Contrapposto politicamente agli Obertenghi dominanti il borgo di Arcola, e quindi dominato dai conti di Vezzano e dal clero di Luni, subì nel XIII secolo la dominazione di Pisa fino al 1254 quando fu acquistato dalla Repubblica di Genova; Arcola diverrà dominio genovese solamente nel 1278 e con Trebiano conviveranno con simili statuti, concessi dai Genovesi, a partire dall’11 febbraio del 1450.” cit. wikipedia

Il Castello era dapprima un edificio utilizzato a scopo difensivo ed in seguito divenne la residenza del Vescovo di Luni. Il Castello sovrasta tutto il borgo, ponendosi a cavallo tra la bassa Val di Magra e il mare prospicente. Il Castellum di Trebiano posizionato com’è, era in grado di controllare  gli importanti scali marittimi commerciali della vicina LericiCome possiamo intuire dalla sua prima menzione a noi ufficialmente nota, il castello parrebbe risalire ad un periodo antecedente o coevo al secolo X. La sua forma si presenta quadrata, tecnicamente a pianta sub-pentagonale, con quattro grandi torri ai lati inglobate nella murata, alta fino a 20 metri. Una caratteristica del castrum è di non presentare finestre ma soltanto ferritoie longitudinali, dato il suo scopo primario di difesa.
Attualmente il castello presenta soltanto i muri perimetrali ed è, purtroppo, in cattivo stato di conservazione.
Inoltre negli ultimi anni sono stati fatti importanti scavi nella Chiesa di S.Michele Arcangelo, risalente al XVI sec., ma che affonda le sue radici nel XII sec. Qui sono affiorati resti di un cimitero di epoca medievale.

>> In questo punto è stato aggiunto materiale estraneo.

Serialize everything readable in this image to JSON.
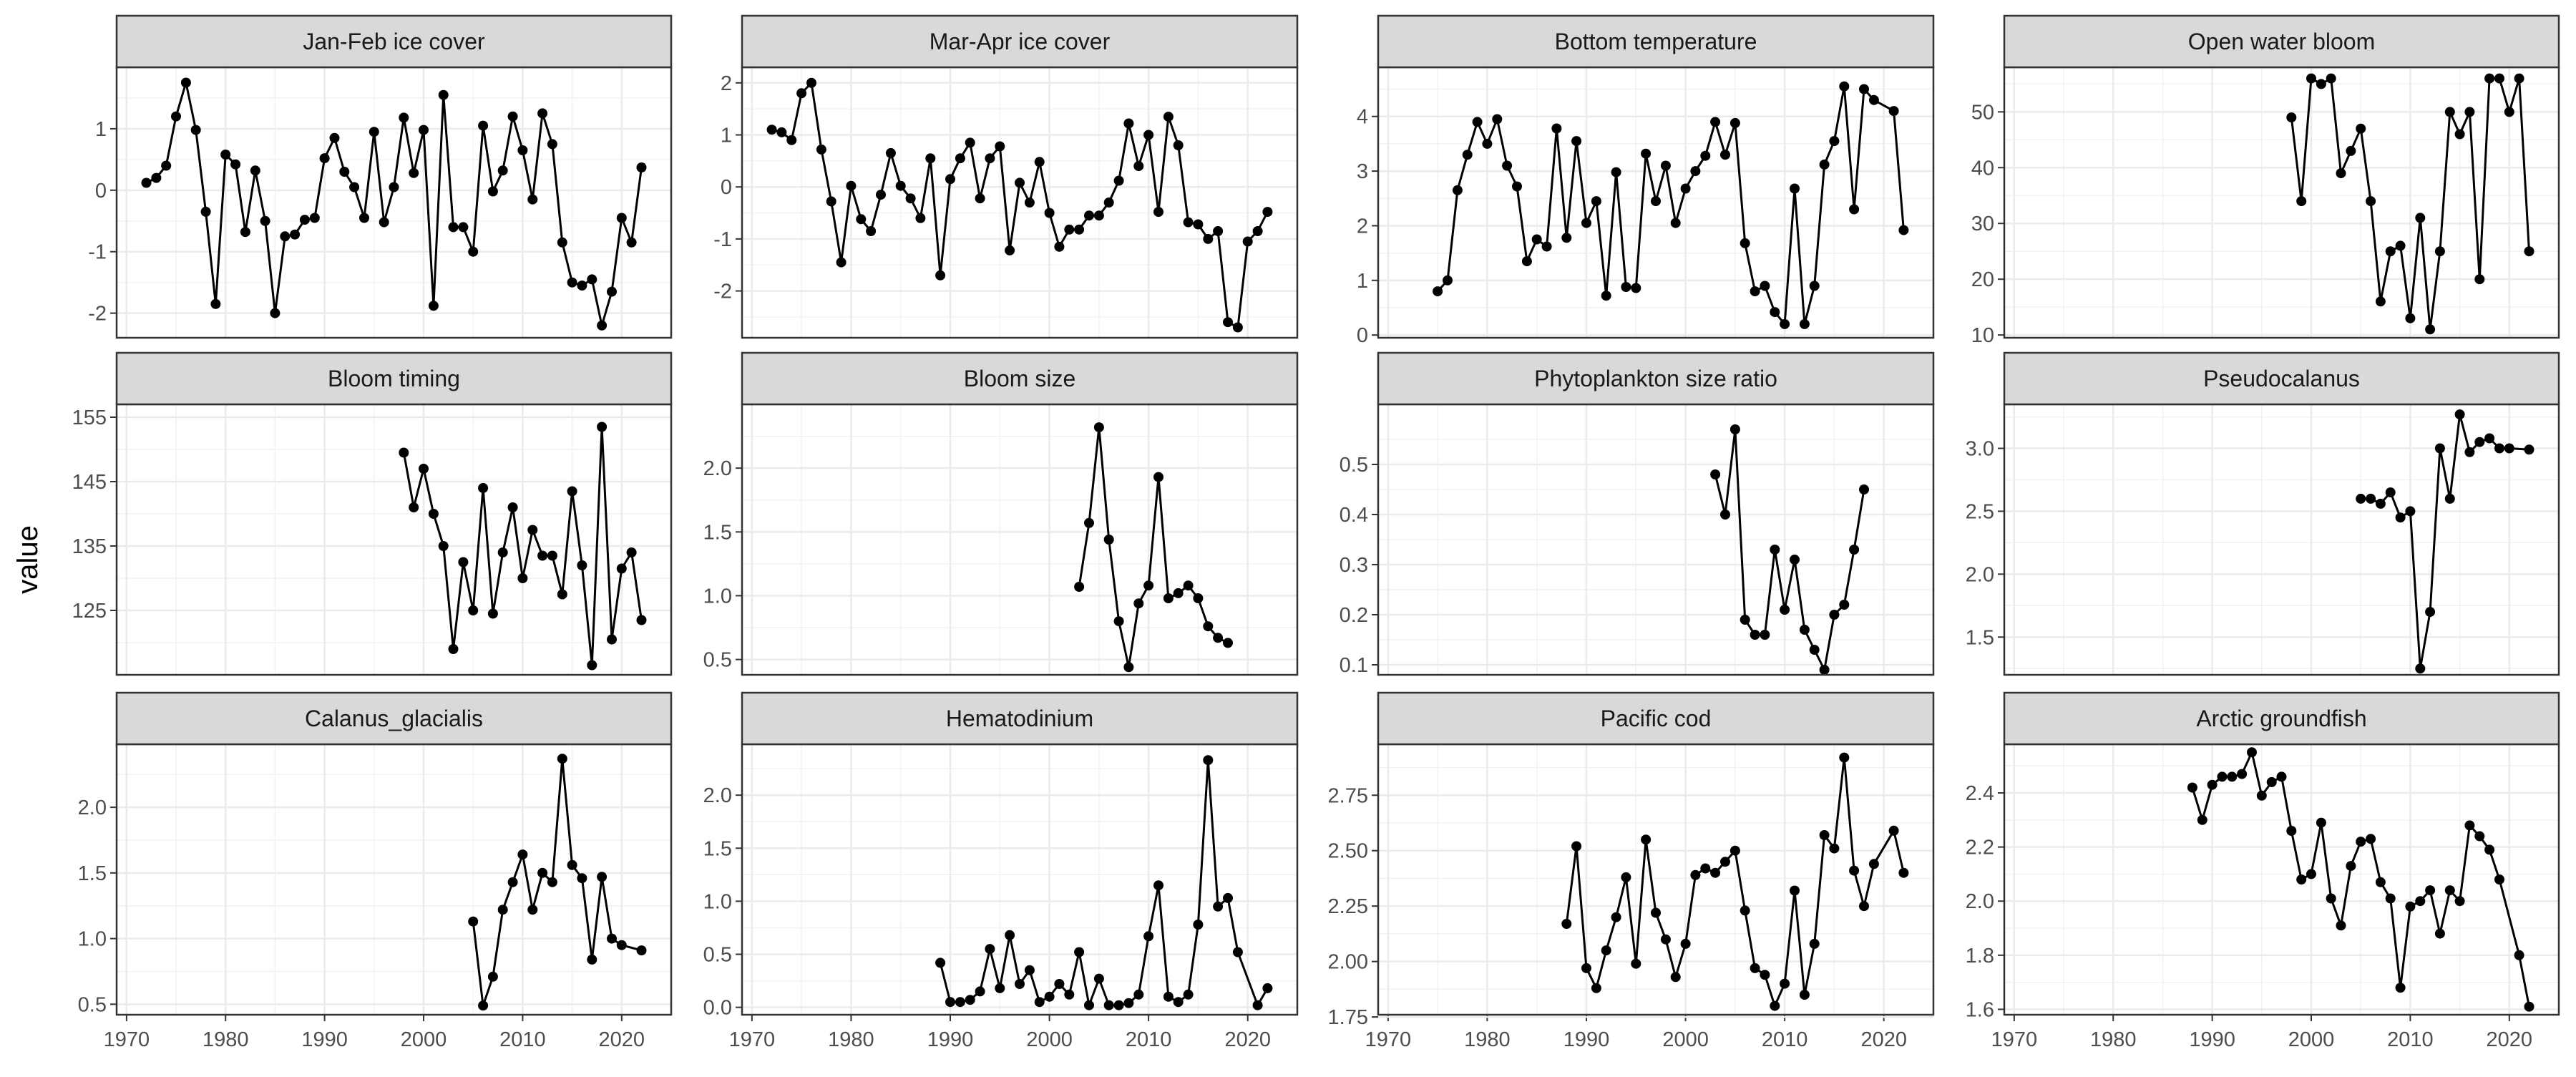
{
  "figure": {
    "ylabel": "value"
  },
  "chart_data": [
    {
      "type": "line",
      "title": "Jan-Feb ice cover",
      "xlim": [
        1969,
        2025
      ],
      "ylim": [
        -2.4,
        2
      ],
      "xticks": [
        1970,
        1980,
        1990,
        2000,
        2010,
        2020
      ],
      "yticks": [
        -2,
        -1,
        0,
        1
      ],
      "ytick_labels": [
        "-2",
        "-1",
        "0",
        "1"
      ],
      "x": [
        1972,
        1973,
        1974,
        1975,
        1976,
        1977,
        1978,
        1979,
        1980,
        1981,
        1982,
        1983,
        1984,
        1985,
        1986,
        1987,
        1988,
        1989,
        1990,
        1991,
        1992,
        1993,
        1994,
        1995,
        1996,
        1997,
        1998,
        1999,
        2000,
        2001,
        2002,
        2003,
        2004,
        2005,
        2006,
        2007,
        2008,
        2009,
        2010,
        2011,
        2012,
        2013,
        2014,
        2015,
        2016,
        2017,
        2018,
        2019,
        2020,
        2021,
        2022
      ],
      "y": [
        0.12,
        0.2,
        0.4,
        1.2,
        1.75,
        0.98,
        -0.35,
        -1.85,
        0.58,
        0.42,
        -0.68,
        0.32,
        -0.5,
        -2.0,
        -0.75,
        -0.72,
        -0.48,
        -0.45,
        0.52,
        0.85,
        0.3,
        0.05,
        -0.45,
        0.95,
        -0.52,
        0.05,
        1.18,
        0.28,
        0.98,
        -1.88,
        1.55,
        -0.6,
        -0.6,
        -1.0,
        1.05,
        -0.02,
        0.32,
        1.2,
        0.65,
        -0.15,
        1.25,
        0.75,
        -0.85,
        -1.5,
        -1.55,
        -1.45,
        -2.2,
        -1.65,
        -0.45,
        -0.85,
        0.37
      ]
    },
    {
      "type": "line",
      "title": "Mar-Apr ice cover",
      "xlim": [
        1969,
        2025
      ],
      "ylim": [
        -2.9,
        2.3
      ],
      "xticks": [
        1970,
        1980,
        1990,
        2000,
        2010,
        2020
      ],
      "yticks": [
        -2,
        -1,
        0,
        1,
        2
      ],
      "ytick_labels": [
        "-2",
        "-1",
        "0",
        "1",
        "2"
      ],
      "x": [
        1972,
        1973,
        1974,
        1975,
        1976,
        1977,
        1978,
        1979,
        1980,
        1981,
        1982,
        1983,
        1984,
        1985,
        1986,
        1987,
        1988,
        1989,
        1990,
        1991,
        1992,
        1993,
        1994,
        1995,
        1996,
        1997,
        1998,
        1999,
        2000,
        2001,
        2002,
        2003,
        2004,
        2005,
        2006,
        2007,
        2008,
        2009,
        2010,
        2011,
        2012,
        2013,
        2014,
        2015,
        2016,
        2017,
        2018,
        2019,
        2020,
        2021,
        2022
      ],
      "y": [
        1.1,
        1.05,
        0.9,
        1.8,
        2.0,
        0.72,
        -0.28,
        -1.45,
        0.02,
        -0.62,
        -0.85,
        -0.15,
        0.65,
        0.02,
        -0.22,
        -0.6,
        0.55,
        -1.7,
        0.15,
        0.55,
        0.85,
        -0.22,
        0.55,
        0.78,
        -1.22,
        0.08,
        -0.3,
        0.48,
        -0.5,
        -1.15,
        -0.82,
        -0.82,
        -0.55,
        -0.55,
        -0.3,
        0.12,
        1.22,
        0.4,
        1.0,
        -0.48,
        1.35,
        0.8,
        -0.68,
        -0.72,
        -1.0,
        -0.85,
        -2.6,
        -2.7,
        -1.05,
        -0.85,
        -0.48
      ]
    },
    {
      "type": "line",
      "title": "Bottom temperature",
      "xlim": [
        1969,
        2025
      ],
      "ylim": [
        -0.05,
        4.9
      ],
      "xticks": [
        1970,
        1980,
        1990,
        2000,
        2010,
        2020
      ],
      "yticks": [
        0,
        1,
        2,
        3,
        4
      ],
      "ytick_labels": [
        "0",
        "1",
        "2",
        "3",
        "4"
      ],
      "x": [
        1975,
        1976,
        1977,
        1978,
        1979,
        1980,
        1981,
        1982,
        1983,
        1984,
        1985,
        1986,
        1987,
        1988,
        1989,
        1990,
        1991,
        1992,
        1993,
        1994,
        1995,
        1996,
        1997,
        1998,
        1999,
        2000,
        2001,
        2002,
        2003,
        2004,
        2005,
        2006,
        2007,
        2008,
        2009,
        2010,
        2011,
        2012,
        2013,
        2014,
        2015,
        2016,
        2017,
        2018,
        2019,
        2021,
        2022
      ],
      "y": [
        0.8,
        1.0,
        2.65,
        3.3,
        3.9,
        3.5,
        3.95,
        3.1,
        2.72,
        1.35,
        1.75,
        1.62,
        3.78,
        1.78,
        3.55,
        2.05,
        2.45,
        0.72,
        2.98,
        0.88,
        0.86,
        3.32,
        2.45,
        3.1,
        2.05,
        2.68,
        3.0,
        3.28,
        3.9,
        3.3,
        3.88,
        1.68,
        0.8,
        0.9,
        0.42,
        0.2,
        2.68,
        0.2,
        0.9,
        3.12,
        3.55,
        4.55,
        2.3,
        4.5,
        4.3,
        4.1,
        1.92
      ]
    },
    {
      "type": "line",
      "title": "Open water bloom",
      "xlim": [
        1969,
        2025
      ],
      "ylim": [
        9.5,
        58
      ],
      "xticks": [
        1970,
        1980,
        1990,
        2000,
        2010,
        2020
      ],
      "yticks": [
        10,
        20,
        30,
        40,
        50
      ],
      "ytick_labels": [
        "10",
        "20",
        "30",
        "40",
        "50"
      ],
      "x": [
        1998,
        1999,
        2000,
        2001,
        2002,
        2003,
        2004,
        2005,
        2006,
        2007,
        2008,
        2009,
        2010,
        2011,
        2012,
        2013,
        2014,
        2015,
        2016,
        2017,
        2018,
        2019,
        2020,
        2021,
        2022
      ],
      "y": [
        49,
        34,
        56,
        55,
        56,
        39,
        43,
        47,
        34,
        16,
        25,
        26,
        13,
        31,
        11,
        25,
        50,
        46,
        50,
        20,
        56,
        56,
        50,
        56,
        25
      ]
    },
    {
      "type": "line",
      "title": "Bloom timing",
      "xlim": [
        1969,
        2025
      ],
      "ylim": [
        115,
        157
      ],
      "xticks": [
        1970,
        1980,
        1990,
        2000,
        2010,
        2020
      ],
      "yticks": [
        125,
        135,
        145,
        155
      ],
      "ytick_labels": [
        "125",
        "135",
        "145",
        "155"
      ],
      "x": [
        1998,
        1999,
        2000,
        2001,
        2002,
        2003,
        2004,
        2005,
        2006,
        2007,
        2008,
        2009,
        2010,
        2011,
        2012,
        2013,
        2014,
        2015,
        2016,
        2017,
        2018,
        2019,
        2020,
        2021,
        2022
      ],
      "y": [
        149.5,
        141,
        147,
        140,
        135,
        119,
        132.5,
        125,
        144,
        124.5,
        134,
        141,
        130,
        137.5,
        133.5,
        133.5,
        127.5,
        143.5,
        132,
        116.5,
        153.5,
        120.5,
        131.5,
        134,
        123.5
      ]
    },
    {
      "type": "line",
      "title": "Bloom size",
      "xlim": [
        1969,
        2025
      ],
      "ylim": [
        0.38,
        2.5
      ],
      "xticks": [
        1970,
        1980,
        1990,
        2000,
        2010,
        2020
      ],
      "yticks": [
        0.5,
        1.0,
        1.5,
        2.0
      ],
      "ytick_labels": [
        "0.5",
        "1.0",
        "1.5",
        "2.0"
      ],
      "x": [
        2003,
        2004,
        2005,
        2006,
        2007,
        2008,
        2009,
        2010,
        2011,
        2012,
        2013,
        2014,
        2015,
        2016,
        2017,
        2018
      ],
      "y": [
        1.07,
        1.57,
        2.32,
        1.44,
        0.8,
        0.44,
        0.94,
        1.08,
        1.93,
        0.98,
        1.02,
        1.08,
        0.98,
        0.76,
        0.67,
        0.63
      ]
    },
    {
      "type": "line",
      "title": "Phytoplankton size ratio",
      "xlim": [
        1969,
        2025
      ],
      "ylim": [
        0.08,
        0.62
      ],
      "xticks": [
        1970,
        1980,
        1990,
        2000,
        2010,
        2020
      ],
      "yticks": [
        0.1,
        0.2,
        0.3,
        0.4,
        0.5
      ],
      "ytick_labels": [
        "0.1",
        "0.2",
        "0.3",
        "0.4",
        "0.5"
      ],
      "x": [
        2003,
        2004,
        2005,
        2006,
        2007,
        2008,
        2009,
        2010,
        2011,
        2012,
        2013,
        2014,
        2015,
        2016,
        2017,
        2018
      ],
      "y": [
        0.48,
        0.4,
        0.57,
        0.19,
        0.16,
        0.16,
        0.33,
        0.21,
        0.31,
        0.17,
        0.13,
        0.09,
        0.2,
        0.22,
        0.33,
        0.45
      ]
    },
    {
      "type": "line",
      "title": "Pseudocalanus",
      "xlim": [
        1969,
        2025
      ],
      "ylim": [
        1.2,
        3.35
      ],
      "xticks": [
        1970,
        1980,
        1990,
        2000,
        2010,
        2020
      ],
      "yticks": [
        1.5,
        2.0,
        2.5,
        3.0
      ],
      "ytick_labels": [
        "1.5",
        "2.0",
        "2.5",
        "3.0"
      ],
      "x": [
        2005,
        2006,
        2007,
        2008,
        2009,
        2010,
        2011,
        2012,
        2013,
        2014,
        2015,
        2016,
        2017,
        2018,
        2019,
        2020,
        2022
      ],
      "y": [
        2.6,
        2.6,
        2.56,
        2.65,
        2.45,
        2.5,
        1.25,
        1.7,
        3.0,
        2.6,
        3.27,
        2.97,
        3.05,
        3.08,
        3.0,
        3.0,
        2.99
      ]
    },
    {
      "type": "line",
      "title": "Calanus_glacialis",
      "xlim": [
        1969,
        2025
      ],
      "ylim": [
        0.42,
        2.48
      ],
      "xticks": [
        1970,
        1980,
        1990,
        2000,
        2010,
        2020
      ],
      "yticks": [
        0.5,
        1.0,
        1.5,
        2.0
      ],
      "ytick_labels": [
        "0.5",
        "1.0",
        "1.5",
        "2.0"
      ],
      "x": [
        2005,
        2006,
        2007,
        2008,
        2009,
        2010,
        2011,
        2012,
        2013,
        2014,
        2015,
        2016,
        2017,
        2018,
        2019,
        2020,
        2022
      ],
      "y": [
        1.13,
        0.49,
        0.71,
        1.22,
        1.43,
        1.64,
        1.22,
        1.5,
        1.43,
        2.37,
        1.56,
        1.46,
        0.84,
        1.47,
        1.0,
        0.95,
        0.91
      ]
    },
    {
      "type": "line",
      "title": "Hematodinium",
      "xlim": [
        1969,
        2025
      ],
      "ylim": [
        -0.07,
        2.48
      ],
      "xticks": [
        1970,
        1980,
        1990,
        2000,
        2010,
        2020
      ],
      "yticks": [
        0.0,
        0.5,
        1.0,
        1.5,
        2.0
      ],
      "ytick_labels": [
        "0.0",
        "0.5",
        "1.0",
        "1.5",
        "2.0"
      ],
      "x": [
        1989,
        1990,
        1991,
        1992,
        1993,
        1994,
        1995,
        1996,
        1997,
        1998,
        1999,
        2000,
        2001,
        2002,
        2003,
        2004,
        2005,
        2006,
        2007,
        2008,
        2009,
        2010,
        2011,
        2012,
        2013,
        2014,
        2015,
        2016,
        2017,
        2018,
        2019,
        2021,
        2022
      ],
      "y": [
        0.42,
        0.05,
        0.05,
        0.07,
        0.15,
        0.55,
        0.18,
        0.68,
        0.22,
        0.35,
        0.05,
        0.1,
        0.22,
        0.12,
        0.52,
        0.02,
        0.27,
        0.02,
        0.02,
        0.04,
        0.12,
        0.67,
        1.15,
        0.1,
        0.05,
        0.12,
        0.78,
        2.33,
        0.95,
        1.03,
        0.52,
        0.02,
        0.18
      ]
    },
    {
      "type": "line",
      "title": "Pacific cod",
      "xlim": [
        1969,
        2025
      ],
      "ylim": [
        1.76,
        2.98
      ],
      "xticks": [
        1970,
        1980,
        1990,
        2000,
        2010,
        2020
      ],
      "yticks": [
        1.75,
        2.0,
        2.25,
        2.5,
        2.75
      ],
      "ytick_labels": [
        "1.75",
        "2.00",
        "2.25",
        "2.50",
        "2.75"
      ],
      "x": [
        1988,
        1989,
        1990,
        1991,
        1992,
        1993,
        1994,
        1995,
        1996,
        1997,
        1998,
        1999,
        2000,
        2001,
        2002,
        2003,
        2004,
        2005,
        2006,
        2007,
        2008,
        2009,
        2010,
        2011,
        2012,
        2013,
        2014,
        2015,
        2016,
        2017,
        2018,
        2019,
        2021,
        2022
      ],
      "y": [
        2.17,
        2.52,
        1.97,
        1.88,
        2.05,
        2.2,
        2.38,
        1.99,
        2.55,
        2.22,
        2.1,
        1.93,
        2.08,
        2.39,
        2.42,
        2.4,
        2.45,
        2.5,
        2.23,
        1.97,
        1.94,
        1.8,
        1.9,
        2.32,
        1.85,
        2.08,
        2.57,
        2.51,
        2.92,
        2.41,
        2.25,
        2.44,
        2.59,
        2.4
      ]
    },
    {
      "type": "line",
      "title": "Arctic groundfish",
      "xlim": [
        1969,
        2025
      ],
      "ylim": [
        1.58,
        2.58
      ],
      "xticks": [
        1970,
        1980,
        1990,
        2000,
        2010,
        2020
      ],
      "yticks": [
        1.6,
        1.8,
        2.0,
        2.2,
        2.4
      ],
      "ytick_labels": [
        "1.6",
        "1.8",
        "2.0",
        "2.2",
        "2.4"
      ],
      "x": [
        1988,
        1989,
        1990,
        1991,
        1992,
        1993,
        1994,
        1995,
        1996,
        1997,
        1998,
        1999,
        2000,
        2001,
        2002,
        2003,
        2004,
        2005,
        2006,
        2007,
        2008,
        2009,
        2010,
        2011,
        2012,
        2013,
        2014,
        2015,
        2016,
        2017,
        2018,
        2019,
        2021,
        2022
      ],
      "y": [
        2.42,
        2.3,
        2.43,
        2.46,
        2.46,
        2.47,
        2.55,
        2.39,
        2.44,
        2.46,
        2.26,
        2.08,
        2.1,
        2.29,
        2.01,
        1.91,
        2.13,
        2.22,
        2.23,
        2.07,
        2.01,
        1.68,
        1.98,
        2.0,
        2.04,
        1.88,
        2.04,
        2.0,
        2.28,
        2.24,
        2.19,
        2.08,
        1.8,
        1.61
      ]
    }
  ]
}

…ma per noi valligiani e non solo…

Trebiano con una lunga storia quindi, ma per chi come me ci abita sotto è il paese dove fare una passeggiata per scoprire ogni volta il bellissimo panorama che ci regala, o per chi va in bicicletta, Trebiano é la salita di casa, da farsi in pantofole durante gli allenamenti. E’ il borgo dove quasi tutti noi abbiamo un amico o un parente. E’ il luogo dove ho battezzato mio figlio. Trebiano è la Sagra di San Rocco che, con la forza del suo parroco e dei suoi fedeli, persone stupende ve lo posso garantire, ogni anno viene portata avanti con successo.
Purtroppo attualmente Trebiano risente del trend, comune a molti borghi analoghi, dello spopolamento degli autoctoni. Questi, attirati dalla comodità del vivere in valle, lasciano il paese e le sue usanze, per approcciarsi alla vita cittadina. Molte sono le case sfitte, le case adibite a dimore estive e/o trasformate in bed and breakfast.

Tirando le somme

Trebiano per chi via abita vicino ha senz’altro un fascino particolare, ma che tale non porta alla sopravvivenza del borgo stesso. Infatti se tale non viene valorizzato rischia di spopolarsi. Inoltre dovrà essere rivalutato a livello turistico, perchè Il turismo in val di magra puo senz’altro contare su Trebiano e sulle sue qualità nascoste.